A variety of components can make a conversation challenging to navigate; maybe even cause us to try and avoid the conversation in its entirety. You could ask yourself: “Is my own social anxiety playing a role?” Knowing that there is a difference of opinions or even tension can cause concern. However, Sinek says “avoidance” won’t solve the problem, no matter the cause.
“There are many ways to respond to that discomfort. We can run away from it,” he said. But, that’s not the best option, because avoiding an uncomfortable situation “just perpetuates the discomfort or breaks relationships,” according to Sinek.“The better way to deal with it is to lean into the tension,” he said.

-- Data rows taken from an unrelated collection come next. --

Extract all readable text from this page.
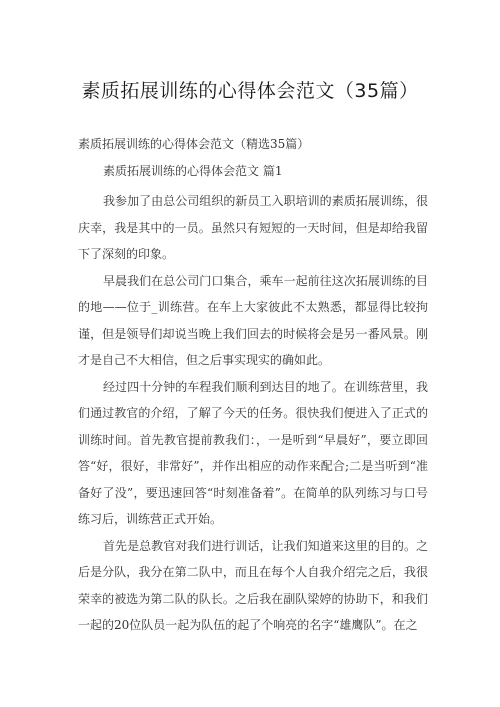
素质拓展训练的心得体会范文（35篇）
素质拓展训练的心得体会范文（精选35篇）
素质拓展训练的心得体会范文 篇1

我参加了由总公司组织的新员工入职培训的素质拓展训练，很庆幸，我是其中的一员。虽然只有短短的一天时间，但是却给我留下了深刻的印象。

早晨我们在总公司门口集合，乘车一起前往这次拓展训练的目的地——位于_训练营。在车上大家彼此不太熟悉，都显得比较拘谨，但是领导们却说当晚上我们回去的时候将会是另一番风景。刚才是自己不大相信，但之后事实现实的确如此。

经过四十分钟的车程我们顺利到达目的地了。在训练营里，我们通过教官的介绍，了解了今天的任务。很快我们便进入了正式的训练时间。首先教官提前教我们：，一是听到“早晨好”，要立即回答“好，很好，非常好”，并作出相应的动作来配合;二是当听到“准备好了没”，要迅速回答“时刻准备着”。在简单的队列练习与口号练习后，训练营正式开始。

首先是总教官对我们进行训话，让我们知道来这里的目的。之后是分队，我分在第二队中，而且在每个人自我介绍完之后，我很荣幸的被选为第二队的队长。之后我在副队梁婷的协助下，和我们一起的20位队员一起为队伍的起了个响亮的名字“雄鹰队”。在之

Leaning into tension doesn’t mean becoming hostile or argumentative — that furthers the risk of “destroying” the relationship, he adds. Rather, “acknowledge the discomfort at the beginning of the conversation, which allows the other person to mentally prepare for it.”
“I just had [a difficult conversation] recently with a friend and it went like this: ‘I need to have an uncomfortable conversation with you.’ By stating what’s about to happen, it lets the person take a deep breath and know what’s about to happen,” Sinek said. “It also lets them be prepared and be a little less defensive.”
What if you were to “ask permission” prior to the conversation?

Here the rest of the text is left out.